Download this lesson plan as a PDF


To Dye For

Photo courtesy of Mike Keefe

 

STEP 1: What do you notice?

Ask your students to make sense of the photograph by trusting their instincts of observation and inference. In doing so, the photograph offers possibilities and interpretations beyond a typical reading where the reader glances at the picture to reinforce their interpretation of the picture’s title or caption. Do not introduce any facts, captions, or other written words outside of the image. You may hear: rust- colored crocheted fabric, someone’s hands, hanging hair, light brown bulb thing, string.

STEP 2: What are you wondering?

After you’ve heard what your students are noticing, you’ll probably hear the peppering of questions: What is that bulb thing? Why is fabric wrapped around it? When it’s all done, what will this thing become? Is this someone’s special or traditional process? This is a good time to reveal the photo’s caption, accompanying quote, and facts about the actual situation. Watch how the conversation shifts from what they believe to be true to discerning the facts about the photo.

Photo caption

Untitled, Mike Keefe, 2011. Digital Photo. “Kelp wrapped in a shirt was slowly unwound after being pulled from the dye vat.”

Photo Facts

Untitled is part of a series of photos compiled by Rebecca Burgess, depicting the making of a “fibershed.” Rebecca tried “the fibershed challenge”—to live for one year, in clothes made from fibers (and natural dyes) that are solely sourced within a geographical region no larger than 150 miles from her front door.

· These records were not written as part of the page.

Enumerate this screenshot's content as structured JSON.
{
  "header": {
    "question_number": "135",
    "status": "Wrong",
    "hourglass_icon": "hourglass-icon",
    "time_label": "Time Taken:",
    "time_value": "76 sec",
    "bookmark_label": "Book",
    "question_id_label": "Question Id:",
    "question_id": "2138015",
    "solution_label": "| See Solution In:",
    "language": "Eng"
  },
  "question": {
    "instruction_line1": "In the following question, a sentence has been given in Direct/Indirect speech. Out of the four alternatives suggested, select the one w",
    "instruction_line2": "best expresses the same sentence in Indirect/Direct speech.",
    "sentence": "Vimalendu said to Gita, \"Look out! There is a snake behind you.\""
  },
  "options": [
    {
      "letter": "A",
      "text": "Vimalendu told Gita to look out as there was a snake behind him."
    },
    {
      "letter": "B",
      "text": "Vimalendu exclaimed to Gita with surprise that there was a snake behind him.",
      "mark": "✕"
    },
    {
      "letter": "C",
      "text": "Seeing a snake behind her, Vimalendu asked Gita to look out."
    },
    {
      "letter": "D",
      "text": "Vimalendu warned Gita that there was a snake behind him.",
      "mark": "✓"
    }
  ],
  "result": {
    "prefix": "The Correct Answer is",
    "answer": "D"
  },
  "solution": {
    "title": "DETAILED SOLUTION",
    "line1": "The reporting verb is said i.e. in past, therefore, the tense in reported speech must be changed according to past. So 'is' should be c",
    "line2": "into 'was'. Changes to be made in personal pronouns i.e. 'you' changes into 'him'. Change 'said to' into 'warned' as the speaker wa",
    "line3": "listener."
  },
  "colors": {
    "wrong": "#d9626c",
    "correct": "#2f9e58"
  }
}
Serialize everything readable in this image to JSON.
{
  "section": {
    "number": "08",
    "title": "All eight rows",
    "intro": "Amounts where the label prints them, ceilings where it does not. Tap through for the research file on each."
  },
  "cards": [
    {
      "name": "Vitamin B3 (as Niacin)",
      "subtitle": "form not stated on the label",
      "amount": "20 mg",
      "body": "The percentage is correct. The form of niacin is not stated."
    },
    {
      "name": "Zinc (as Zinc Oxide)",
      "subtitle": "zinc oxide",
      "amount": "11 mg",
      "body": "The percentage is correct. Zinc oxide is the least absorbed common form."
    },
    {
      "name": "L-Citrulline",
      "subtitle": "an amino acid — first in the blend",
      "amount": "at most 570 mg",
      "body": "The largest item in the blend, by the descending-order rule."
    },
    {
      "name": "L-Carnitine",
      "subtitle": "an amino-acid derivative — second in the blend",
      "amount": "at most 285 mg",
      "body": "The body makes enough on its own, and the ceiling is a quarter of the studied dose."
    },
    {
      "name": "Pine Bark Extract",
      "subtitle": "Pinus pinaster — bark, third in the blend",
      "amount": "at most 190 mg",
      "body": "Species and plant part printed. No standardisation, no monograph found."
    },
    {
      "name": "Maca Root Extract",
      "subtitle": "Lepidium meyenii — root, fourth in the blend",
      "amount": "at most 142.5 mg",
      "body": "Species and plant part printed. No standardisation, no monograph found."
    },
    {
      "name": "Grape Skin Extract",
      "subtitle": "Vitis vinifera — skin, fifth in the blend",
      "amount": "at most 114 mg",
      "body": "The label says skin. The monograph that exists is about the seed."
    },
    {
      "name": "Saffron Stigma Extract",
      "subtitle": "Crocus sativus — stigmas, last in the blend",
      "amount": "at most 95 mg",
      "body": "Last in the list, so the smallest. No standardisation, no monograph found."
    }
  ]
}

Author, educator, and textile artist Rebecca Burgess was inspired to take on this project because according to her website, “The textile industry is the number one polluter of fresh water resources on the planet.” The World Bank has identified 72 toxic chemicals that have seeped into our water source solely from textile dyeing. Also, the average CO2 emitted for the production of one T-shirt is up to 40 times the weight of that shirt. Rebecca’s goal is to show that “beauty and fashion can function hand-in-hand with sustainability, local economies, and regional agriculture.”

Designers, farmers, ranchers, natural dyers, and ethnobotanists gathered on Drake’s Beach in California to dye clothing with local and benign materials. In this particular photo, kelp is used to dip seawater-soaked fabric into a vat of dye. The reddish, orange, and pink tones were created with leaves, branches and toyon, a coastal sage shrub native to California.

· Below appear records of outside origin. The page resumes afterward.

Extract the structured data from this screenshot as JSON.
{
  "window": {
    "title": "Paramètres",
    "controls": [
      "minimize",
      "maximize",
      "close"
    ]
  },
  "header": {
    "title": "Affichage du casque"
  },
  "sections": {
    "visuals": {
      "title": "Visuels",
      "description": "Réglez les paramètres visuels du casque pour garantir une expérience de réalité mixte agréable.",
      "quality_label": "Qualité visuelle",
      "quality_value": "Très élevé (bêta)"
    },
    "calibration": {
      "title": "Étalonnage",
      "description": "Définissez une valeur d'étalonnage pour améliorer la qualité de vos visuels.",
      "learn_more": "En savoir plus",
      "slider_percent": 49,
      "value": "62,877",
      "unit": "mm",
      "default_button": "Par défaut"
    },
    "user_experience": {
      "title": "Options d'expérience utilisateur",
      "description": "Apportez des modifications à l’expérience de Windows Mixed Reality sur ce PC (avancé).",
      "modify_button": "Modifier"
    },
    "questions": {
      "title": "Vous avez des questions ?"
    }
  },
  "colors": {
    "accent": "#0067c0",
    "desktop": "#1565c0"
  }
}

Additional resources around the image:

PHOTO ESSAY :: Eco Outfitters: The Making of a Fibershed
VISIT :: Fibershed: Local Fibers, Local Dyes, Local Labor
READ :: Fibershed Moments

STEP 3: What next? 

Learning more about a photo leads to bigger questions and an opportunity to discuss broader issues and perspectives.

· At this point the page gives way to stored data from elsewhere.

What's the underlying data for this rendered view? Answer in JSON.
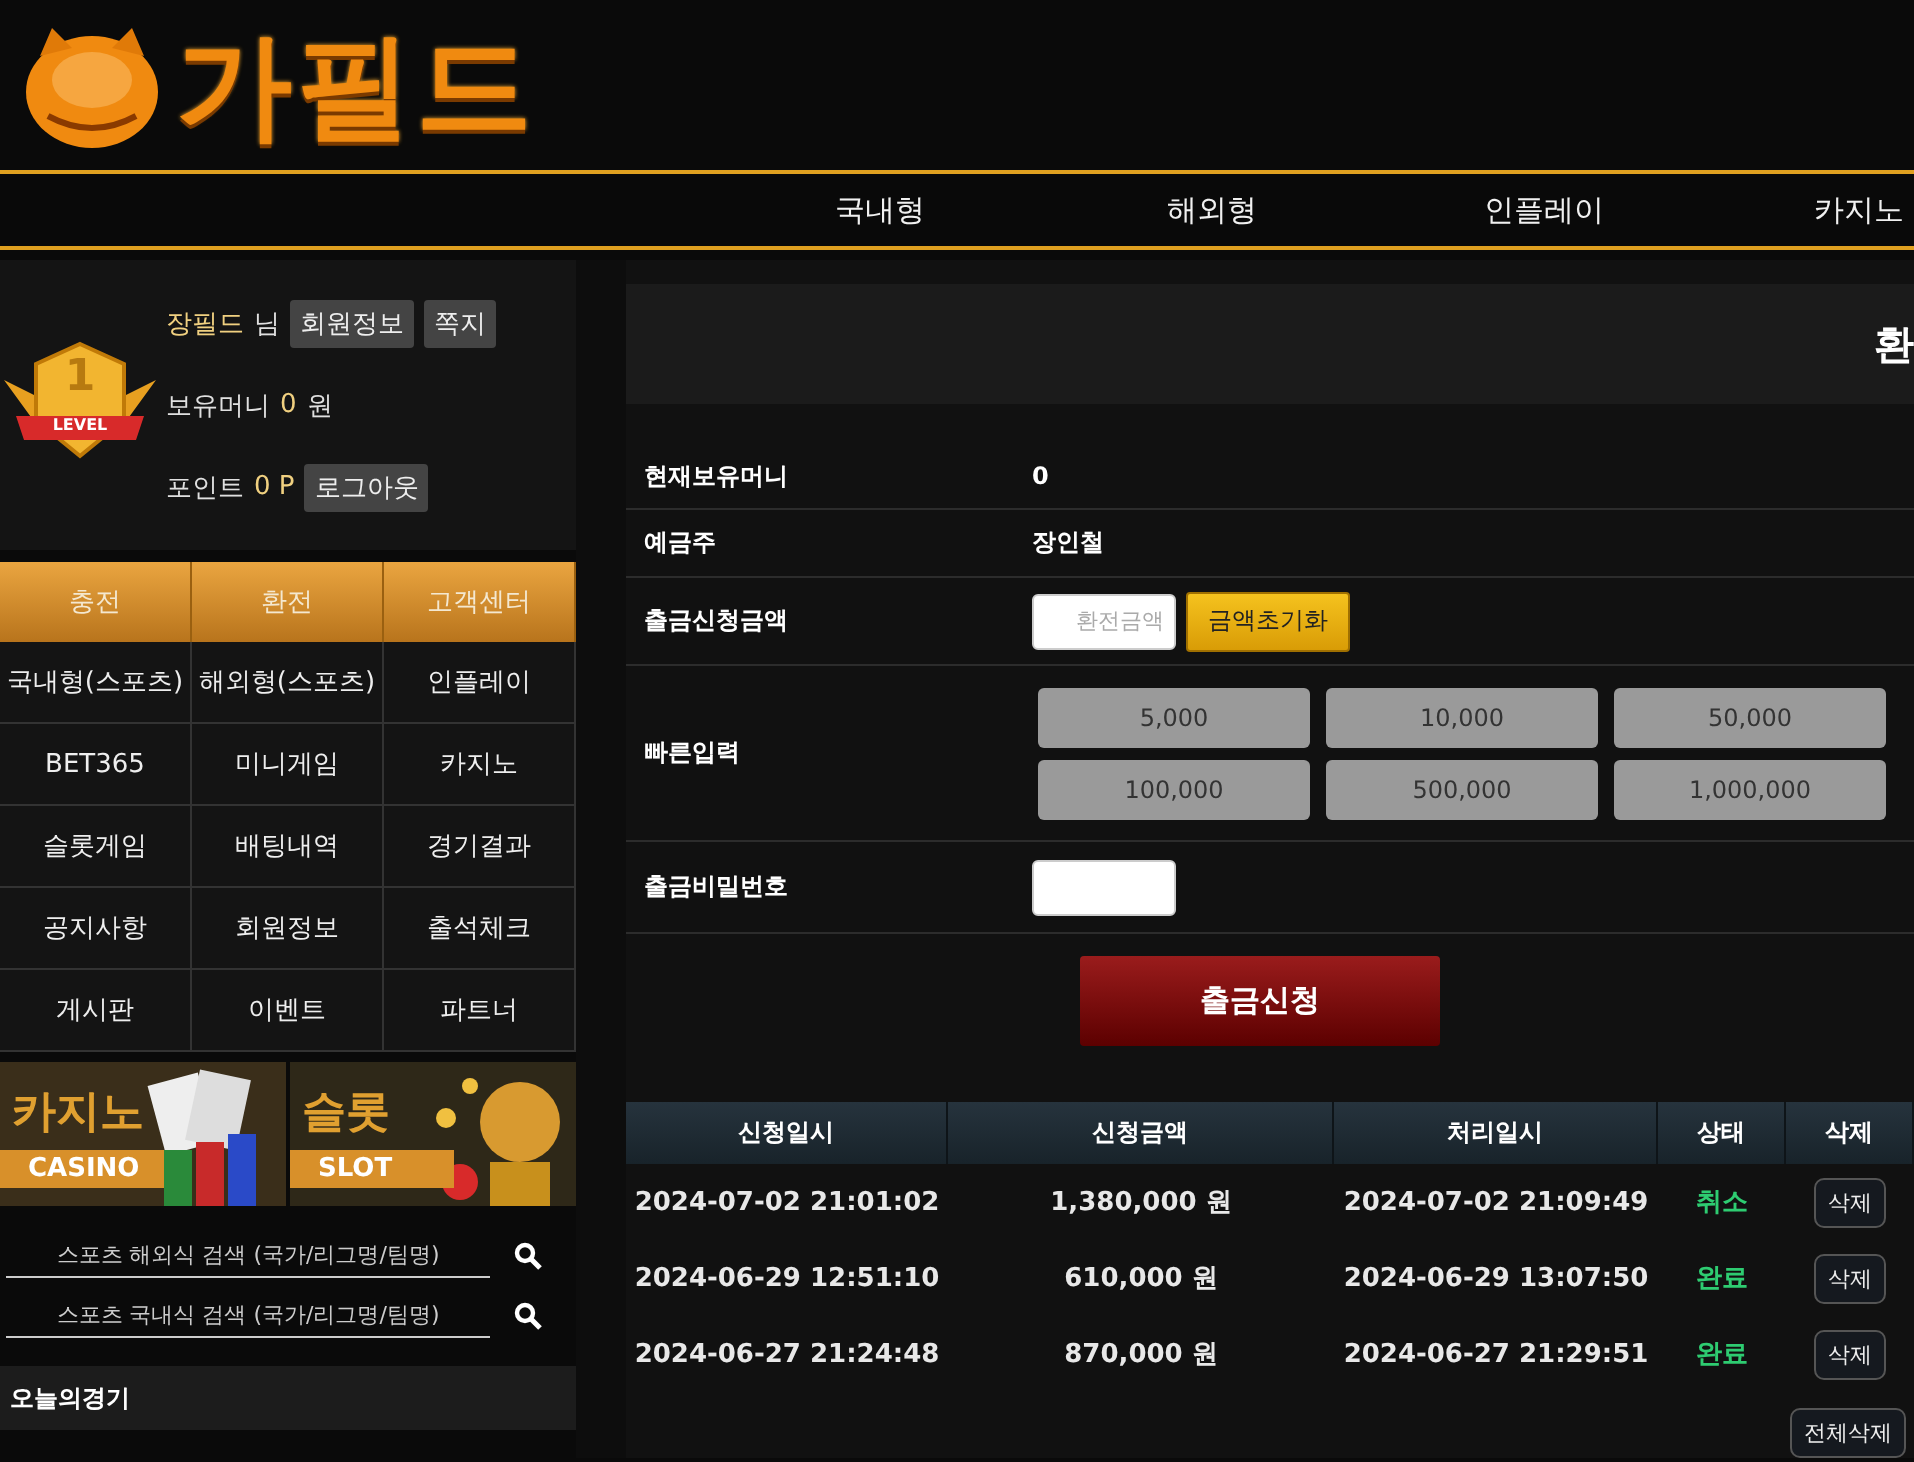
{
  "logo": {
    "text": "가필드"
  },
  "nav": [
    "국내형",
    "해외형",
    "인플레이",
    "카지노"
  ],
  "user": {
    "badge": {
      "number": "1",
      "label": "LEVEL"
    },
    "name": "장필드",
    "honorific": "님",
    "buttons": [
      "회원정보",
      "쪽지"
    ],
    "money_label": "보유머니",
    "money": "0",
    "money_unit": "원",
    "point_label": "포인트",
    "point": "0 P",
    "logout": "로그아웃"
  },
  "menu": {
    "header": [
      "충전",
      "환전",
      "고객센터"
    ],
    "items": [
      "국내형(스포츠)",
      "해외형(스포츠)",
      "인플레이",
      "BET365",
      "미니게임",
      "카지노",
      "슬롯게임",
      "배팅내역",
      "경기결과",
      "공지사항",
      "회원정보",
      "출석체크",
      "게시판",
      "이벤트",
      "파트너"
    ]
  },
  "banners": [
    {
      "kind": "casino",
      "title": "카지노",
      "subtitle": "CASINO"
    },
    {
      "kind": "slot",
      "title": "슬롯",
      "subtitle": "SLOT"
    }
  ],
  "searches": [
    {
      "placeholder": "스포츠 해외식 검색 (국가/리그명/팀명)"
    },
    {
      "placeholder": "스포츠 국내식 검색 (국가/리그명/팀명)"
    }
  ],
  "today": {
    "title": "오늘의경기"
  },
  "page": {
    "title": "환"
  },
  "form": [
    {
      "kind": "text",
      "label": "현재보유머니",
      "value": "0"
    },
    {
      "kind": "text",
      "label": "예금주",
      "value": "장인철"
    },
    {
      "kind": "amount",
      "label": "출금신청금액",
      "placeholder": "환전금액",
      "button": "금액초기화"
    },
    {
      "kind": "quick",
      "label": "빠른입력",
      "options": [
        "5,000",
        "10,000",
        "50,000",
        "100,000",
        "500,000",
        "1,000,000"
      ]
    },
    {
      "kind": "password",
      "label": "출금비밀번호"
    }
  ],
  "submit": "출금신청",
  "table": {
    "columns": [
      "신청일시",
      "신청금액",
      "처리일시",
      "상태",
      "삭제"
    ],
    "rows": [
      {
        "requested": "2024-07-02 21:01:02",
        "amount": "1,380,000 원",
        "processed": "2024-07-02 21:09:49",
        "status": "취소",
        "delete": "삭제"
      },
      {
        "requested": "2024-06-29 12:51:10",
        "amount": "610,000 원",
        "processed": "2024-06-29 13:07:50",
        "status": "완료",
        "delete": "삭제"
      },
      {
        "requested": "2024-06-27 21:24:48",
        "amount": "870,000 원",
        "processed": "2024-06-27 21:29:51",
        "status": "완료",
        "delete": "삭제"
      }
    ]
  },
  "delete_all": "전체삭제"
}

  1. Before dyeing the fabric, Rebecca and her friends constructed most of the clothes themselves. How do you think your clothes were made? Has anyone ever made you clothes? Do you know how to sew or make a clothing item out of fabric? Are you willing to learn how?
  2. In the United States, less than 5 percent of clothing bought here is made here. Why do you think that is? Do you think it’s important to know where your clothes are made? Why do you think it’s important?
  3. The Chinese textile industry creates about 3 billion tons of soot each year, and a single mill can use about 200 tons of water for each ton of fabric it dyes. Millions of tons of unused fabric are burned or sent to landfills each year when dyed the wrong color. What do you do with the clothes you don’t wear anymore? Have you ever swapped clothing with friends or donated it?
  4. Kelp is a form of seaweed and is found in large formations—kelp forests or kelp beds—in the Pacific Ocean, off the west coast of North America. Recently, kelp pills have been selling out on the West Coast since the nuclear disaster in Japan.  People who are concerned about radiation from nuclear fallout look to kelp as part of their anti-radiation diet. Seaweed contains high levels of natural iodine which, when the thyroid absorbs it, prevents the thyroid from uptaking harmful levels of radioactive iodine.